Just to the right of the Spanish Steps is the Keats-Shelley House Museum, otherwise known as the house where English Romantic poet John Keats died in 1821 after his brief stay in Rome. The museum showcases the lives and works of the Romantic poets, including Percy Shelley and Lord Byron.

After watching a worthwhile introductory film on Keats and the Romantic poets, you find the museum’s several beautiful small rooms packed (literally) to the rafters with its collection of Romantic literature, consisting of more than 8,000 volumes.


You also walk among several drawings, busts, and letters on the Romantic poets and their relationships with Italy in general and Rome in particular. Glass cases in the main hall and in a small side room hold exhibits.

By his early twenties, John Keats was already a celebrated poet and famous for such works as Ode on a Grecian Urn and La Belle Dame sans Merci.

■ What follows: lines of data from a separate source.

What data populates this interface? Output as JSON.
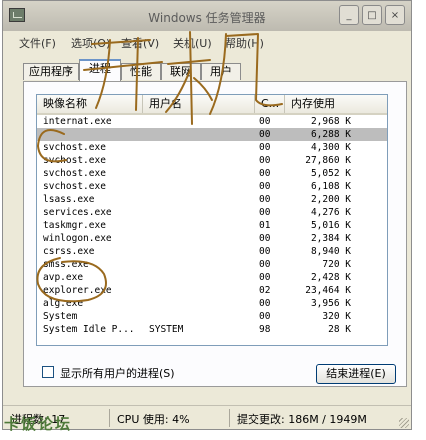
{
  "window": {
    "title": "Windows 任务管理器",
    "controls": {
      "minimize": "_",
      "maximize": "□",
      "close": "×"
    }
  },
  "menu": [
    "文件(F)",
    "选项(O)",
    "查看(V)",
    "关机(U)",
    "帮助(H)"
  ],
  "tabs": [
    "应用程序",
    "进程",
    "性能",
    "联网",
    "用户"
  ],
  "active_tab": "进程",
  "columns": {
    "name": "映像名称",
    "user": "用户名",
    "cpu": "C...",
    "mem": "内存使用"
  },
  "processes": [
    {
      "name": "internat.exe",
      "user": "",
      "cpu": "00",
      "mem": "2,968 K"
    },
    {
      "name": "",
      "user": "",
      "cpu": "00",
      "mem": "6,288 K",
      "selected": true
    },
    {
      "name": "svchost.exe",
      "user": "",
      "cpu": "00",
      "mem": "4,300 K"
    },
    {
      "name": "svchost.exe",
      "user": "",
      "cpu": "00",
      "mem": "27,860 K"
    },
    {
      "name": "svchost.exe",
      "user": "",
      "cpu": "00",
      "mem": "5,052 K"
    },
    {
      "name": "svchost.exe",
      "user": "",
      "cpu": "00",
      "mem": "6,108 K"
    },
    {
      "name": "lsass.exe",
      "user": "",
      "cpu": "00",
      "mem": "2,200 K"
    },
    {
      "name": "services.exe",
      "user": "",
      "cpu": "00",
      "mem": "4,276 K"
    },
    {
      "name": "taskmgr.exe",
      "user": "",
      "cpu": "01",
      "mem": "5,016 K"
    },
    {
      "name": "winlogon.exe",
      "user": "",
      "cpu": "00",
      "mem": "2,384 K"
    },
    {
      "name": "csrss.exe",
      "user": "",
      "cpu": "00",
      "mem": "8,940 K"
    },
    {
      "name": "smss.exe",
      "user": "",
      "cpu": "00",
      "mem": "720 K"
    },
    {
      "name": "avp.exe",
      "user": "",
      "cpu": "00",
      "mem": "2,428 K"
    },
    {
      "name": "explorer.exe",
      "user": "",
      "cpu": "02",
      "mem": "23,464 K"
    },
    {
      "name": "alg.exe",
      "user": "",
      "cpu": "00",
      "mem": "3,956 K"
    },
    {
      "name": "System",
      "user": "",
      "cpu": "00",
      "mem": "320 K"
    },
    {
      "name": "System Idle P...",
      "user": "SYSTEM",
      "cpu": "98",
      "mem": "28 K"
    }
  ],
  "show_all_users_label": "显示所有用户的进程(S)",
  "end_process_label": "结束进程(E)",
  "status": {
    "processes": "进程数: 17",
    "cpu": "CPU 使用: 4%",
    "commit": "提交更改: 186M / 1949M"
  },
  "annotation": {
    "handwritten_text": "开机",
    "ink_color": "#9a6a1e"
  },
  "watermark": "卡饭论坛",
  "colors": {
    "tab_accent": "#6b94c9",
    "list_border": "#7f9db9",
    "selected_row": "#bdbdbd"
  }
}
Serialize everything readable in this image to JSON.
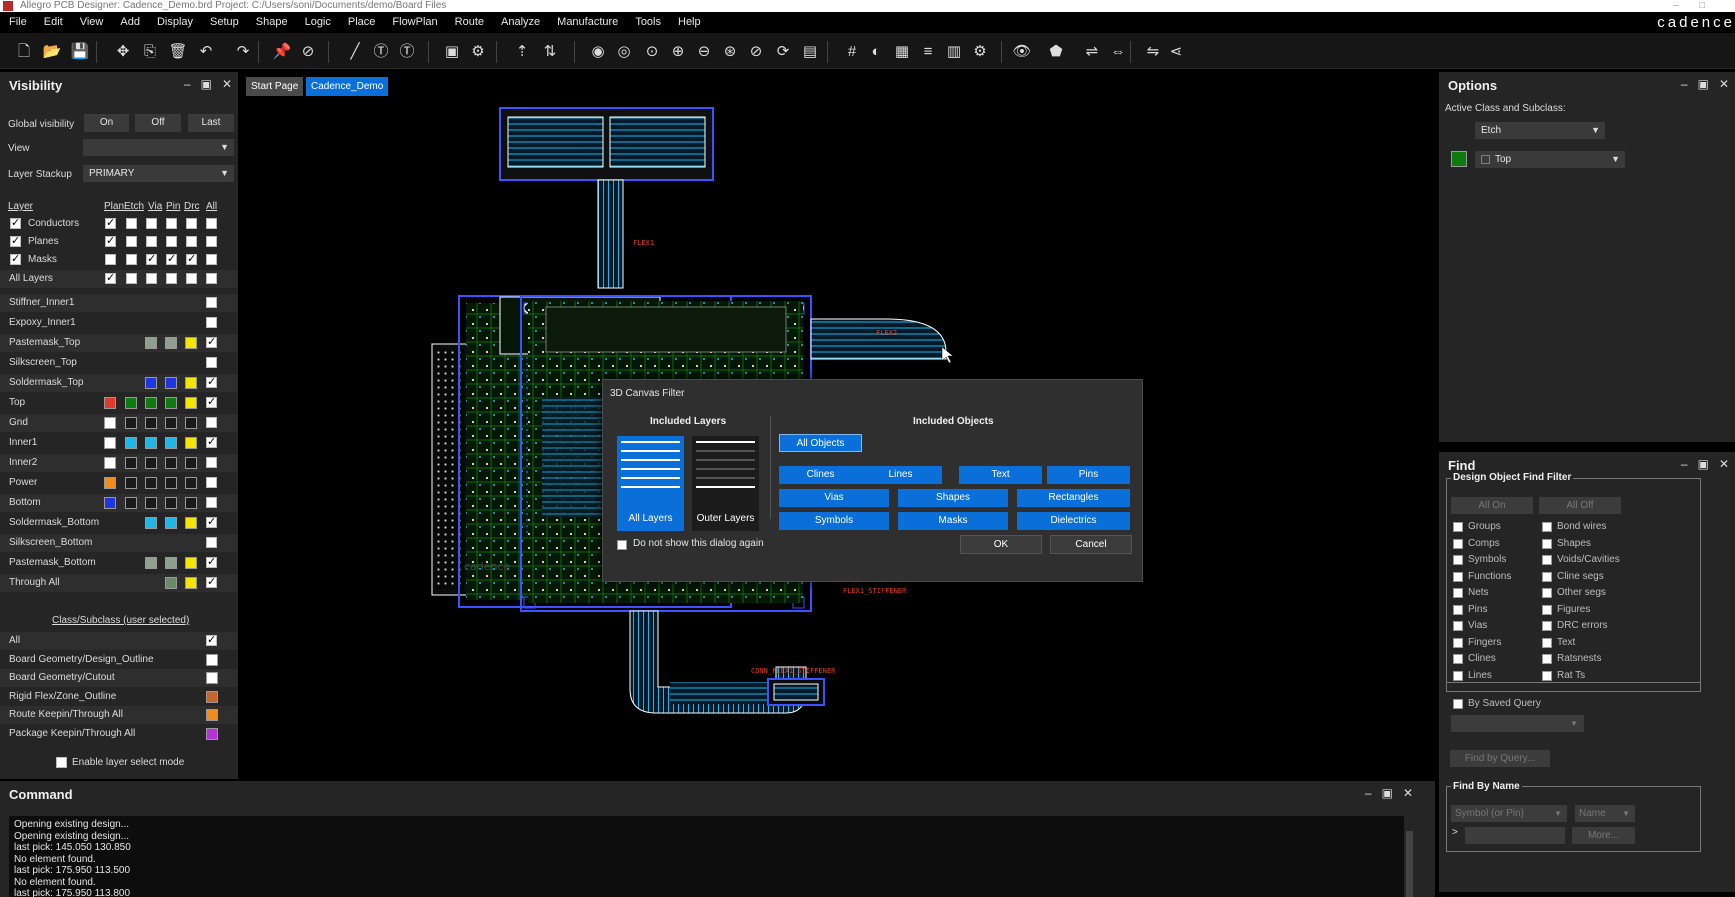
{
  "window": {
    "title": "Allegro PCB Designer: Cadence_Demo.brd  Project: C:/Users/soni/Documents/demo/Board Files",
    "brand": "cadence"
  },
  "menu": [
    "File",
    "Edit",
    "View",
    "Add",
    "Display",
    "Setup",
    "Shape",
    "Logic",
    "Place",
    "FlowPlan",
    "Route",
    "Analyze",
    "Manufacture",
    "Tools",
    "Help"
  ],
  "toolbar": {
    "icons": [
      "new-file-icon",
      "open-folder-icon",
      "save-icon",
      "move-icon",
      "copy-icon",
      "delete-icon",
      "undo-icon",
      "redo-icon",
      "pin-icon",
      "unpin-icon",
      "add-connect-icon",
      "text-icon",
      "edit-text-icon",
      "place-icon",
      "component-icon",
      "slide-icon",
      "spread-icon",
      "drc-icon",
      "color-icon",
      "zoom-fit-icon",
      "zoom-in-icon",
      "zoom-out-icon",
      "zoom-world-icon",
      "zoom-previous-icon",
      "redraw-icon",
      "3d-view-icon",
      "grid-icon",
      "color-wheel-icon",
      "layers-icon",
      "stackup-icon",
      "report-icon",
      "settings-icon",
      "visibility-eye-icon",
      "shape-icon",
      "fanout-icon",
      "measure-icon",
      "flip-icon",
      "share-icon"
    ]
  },
  "visibility": {
    "title": "Visibility",
    "global_label": "Global visibility",
    "global_buttons": [
      "On",
      "Off",
      "Last"
    ],
    "view_label": "View",
    "view_value": "",
    "stackup_label": "Layer Stackup",
    "stackup_value": "PRIMARY",
    "columns": [
      "Layer",
      "Plan",
      "Etch",
      "Via",
      "Pin",
      "Drc",
      "All"
    ],
    "groups": [
      {
        "name": "Conductors",
        "checks": [
          true,
          true,
          false,
          false,
          false,
          false,
          false
        ]
      },
      {
        "name": "Planes",
        "checks": [
          true,
          true,
          false,
          false,
          false,
          false,
          false
        ]
      },
      {
        "name": "Masks",
        "checks": [
          true,
          false,
          false,
          true,
          true,
          true,
          false
        ]
      }
    ],
    "all_layers": {
      "name": "All Layers",
      "checks": [
        true,
        false,
        false,
        false,
        false,
        false
      ]
    },
    "layers": [
      {
        "name": "Stiffner_Inner1",
        "swatches": [],
        "all": false
      },
      {
        "name": "Expoxy_Inner1",
        "swatches": [],
        "all": false
      },
      {
        "name": "Pastemask_Top",
        "swatches": [
          "#8fa08f",
          "#8fa08f",
          "#f5e600"
        ],
        "all": true
      },
      {
        "name": "Silkscreen_Top",
        "swatches": [],
        "all": false
      },
      {
        "name": "Soldermask_Top",
        "swatches": [
          "#1f36e0",
          "#1f36e0",
          "#f5e600"
        ],
        "all": true
      },
      {
        "name": "Top",
        "swatches": [
          "#e03a2a",
          "#0f7a0f",
          "#0f7a0f",
          "#0f7a0f",
          "#f5e600"
        ],
        "all": true
      },
      {
        "name": "Gnd",
        "swatches": [
          "#ffffff",
          "#1a1a1a",
          "#1a1a1a",
          "#1a1a1a",
          "#1a1a1a"
        ],
        "all": false
      },
      {
        "name": "Inner1",
        "swatches": [
          "#ffffff",
          "#21b6e8",
          "#21b6e8",
          "#21b6e8",
          "#f5e600"
        ],
        "all": true
      },
      {
        "name": "Inner2",
        "swatches": [
          "#ffffff",
          "#1a1a1a",
          "#1a1a1a",
          "#1a1a1a",
          "#1a1a1a"
        ],
        "all": false
      },
      {
        "name": "Power",
        "swatches": [
          "#f08b1e",
          "#1a1a1a",
          "#1a1a1a",
          "#1a1a1a",
          "#1a1a1a"
        ],
        "all": false
      },
      {
        "name": "Bottom",
        "swatches": [
          "#1f36e0",
          "#1a1a1a",
          "#1a1a1a",
          "#1a1a1a",
          "#1a1a1a"
        ],
        "all": false
      },
      {
        "name": "Soldermask_Bottom",
        "swatches": [
          "#21b6e8",
          "#21b6e8",
          "#f5e600"
        ],
        "all": true
      },
      {
        "name": "Silkscreen_Bottom",
        "swatches": [],
        "all": false
      },
      {
        "name": "Pastemask_Bottom",
        "swatches": [
          "#8fa08f",
          "#8fa08f",
          "#f5e600"
        ],
        "all": true
      },
      {
        "name": "Through All",
        "swatches": [
          "#6a8a6a",
          "#f5e600"
        ],
        "all": true
      }
    ],
    "class_header": "Class/Subclass (user selected)",
    "class_rows": [
      {
        "name": "All",
        "color": "#ffffff",
        "checked": true
      },
      {
        "name": "Board Geometry/Design_Outline",
        "color": "#ffffff",
        "checked": false
      },
      {
        "name": "Board Geometry/Cutout",
        "color": "#ffffff",
        "checked": false
      },
      {
        "name": "Rigid Flex/Zone_Outline",
        "color": "#c8652a",
        "checked": false
      },
      {
        "name": "Route Keepin/Through All",
        "color": "#f08b1e",
        "checked": false
      },
      {
        "name": "Package Keepin/Through All",
        "color": "#b531d8",
        "checked": false
      }
    ],
    "enable_layer_select": "Enable layer select mode"
  },
  "tabs": [
    "Start Page",
    "Cadence_Demo"
  ],
  "canvas_labels": {
    "flex_top": "FLEX1",
    "flex_right": "FLEX2",
    "stiffener_right": "FLEX1_STIFFENER",
    "conn_stiffener": "CONN_FLEX1_STIFFENER",
    "board_mark": "cadence"
  },
  "dialog": {
    "title": "3D Canvas Filter",
    "layers_header": "Included Layers",
    "objects_header": "Included Objects",
    "tile_all": "All Layers",
    "tile_outer": "Outer Layers",
    "all_objects": "All Objects",
    "object_buttons": [
      "Clines",
      "Lines",
      "Text",
      "Pins",
      "Vias",
      "Shapes",
      "Rectangles",
      "Symbols",
      "Masks",
      "Dielectrics"
    ],
    "dont_show": "Do not show this dialog again",
    "ok": "OK",
    "cancel": "Cancel"
  },
  "options": {
    "title": "Options",
    "active_label": "Active Class and Subclass:",
    "class_value": "Etch",
    "subclass_value": "Top",
    "subclass_color": "#0f7a0f"
  },
  "find": {
    "title": "Find",
    "group_title": "Design Object Find Filter",
    "all_on": "All On",
    "all_off": "All Off",
    "left": [
      "Groups",
      "Comps",
      "Symbols",
      "Functions",
      "Nets",
      "Pins",
      "Vias",
      "Fingers",
      "Clines",
      "Lines"
    ],
    "right": [
      "Bond wires",
      "Shapes",
      "Voids/Cavities",
      "Cline segs",
      "Other segs",
      "Figures",
      "DRC errors",
      "Text",
      "Ratsnests",
      "Rat Ts"
    ],
    "saved_query": "By Saved Query",
    "find_by_query": "Find by Query...",
    "by_name_title": "Find By Name",
    "name_type": "Symbol (or Pin)",
    "name_mode": "Name",
    "more": "More..."
  },
  "command": {
    "title": "Command",
    "lines": [
      "Opening existing design...",
      "Opening existing design...",
      "last pick:  145.050 130.850",
      "No element found.",
      "last pick:  175.950 113.500",
      "No element found.",
      "last pick:  175.950 113.800"
    ]
  }
}
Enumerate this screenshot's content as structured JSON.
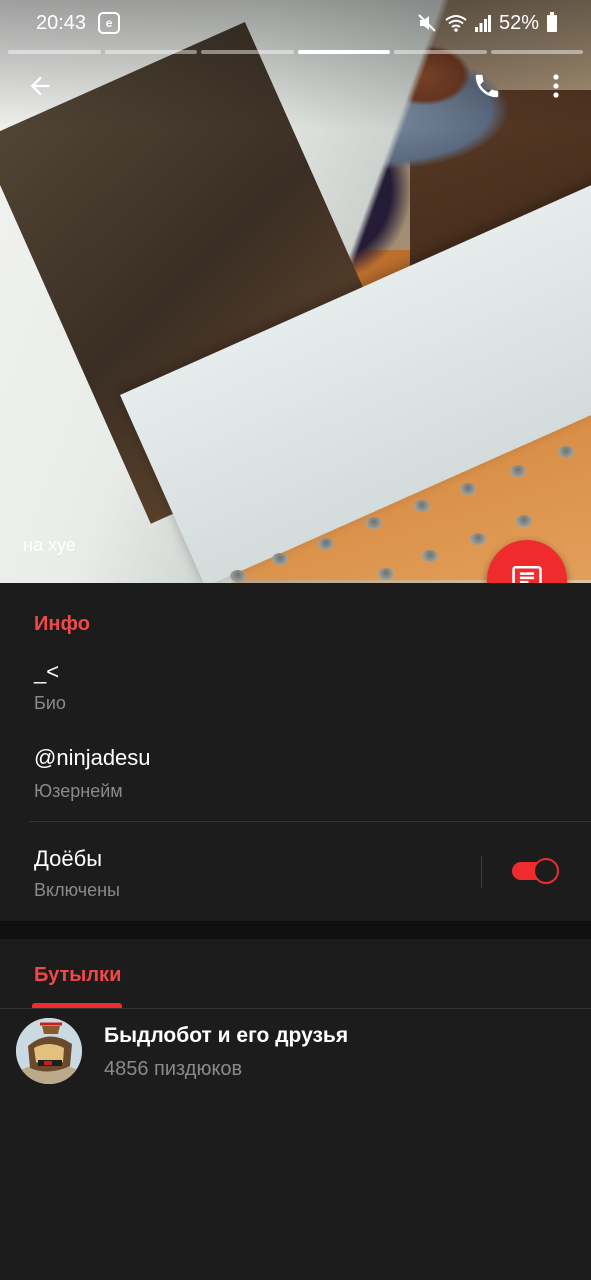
{
  "status_bar": {
    "time": "20:43",
    "badge": "e",
    "battery": "52%",
    "icons": [
      "mute-icon",
      "wifi-icon",
      "signal-icon",
      "battery-icon"
    ]
  },
  "story_progress": {
    "segments": 6,
    "active_index": 3
  },
  "app_bar": {
    "back_icon": "back-arrow-icon",
    "call_icon": "phone-icon",
    "more_icon": "more-vertical-icon"
  },
  "photo": {
    "caption": "на хуе"
  },
  "fab": {
    "icon": "message-icon"
  },
  "info": {
    "title": "Инфо",
    "bio_value": "_<",
    "bio_label": "Био",
    "username_value": "@ninjadesu",
    "username_label": "Юзернейм",
    "notifications_label": "Доёбы",
    "notifications_state": "Включены",
    "notifications_on": true
  },
  "groups": {
    "tab_label": "Бутылки",
    "items": [
      {
        "name": "Быдлобот и его друзья",
        "subtitle": "4856 пиздюков"
      }
    ]
  },
  "colors": {
    "accent": "#ef2b2d",
    "accent_text": "#f0494a",
    "background": "#1c1c1c",
    "secondary_text": "#8a8a8a"
  }
}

In 1820, he was suffering with tuberculosis, which had killed several members of his family. So Keats moved to Italy with his friend, artist Joseph Severn, and settled in the house by the Spanish Steps, where his room overlooked Piazza di Spagna. From this room, he could hear the gentle gurgling of the Barcaccia fountain when his windows were open. In spite of his move to Rome for its mild climate, Keats died there on February 23, 1821, aged only twenty-five years.

Keats is buried in the Protestant Cemetery in the Testaccio section of Rome, which happens to be the same cemetery where my father is buried. Keats’ tombstone reads, “The Grave contains all that was Mortal of a Young English Poet… Here lies One Whose Name was writ on Water.”

His friend, Joseph Severn, is buried next to him, and the ashes of fellow poet Shelley are also buried at the Protestant Cemetery.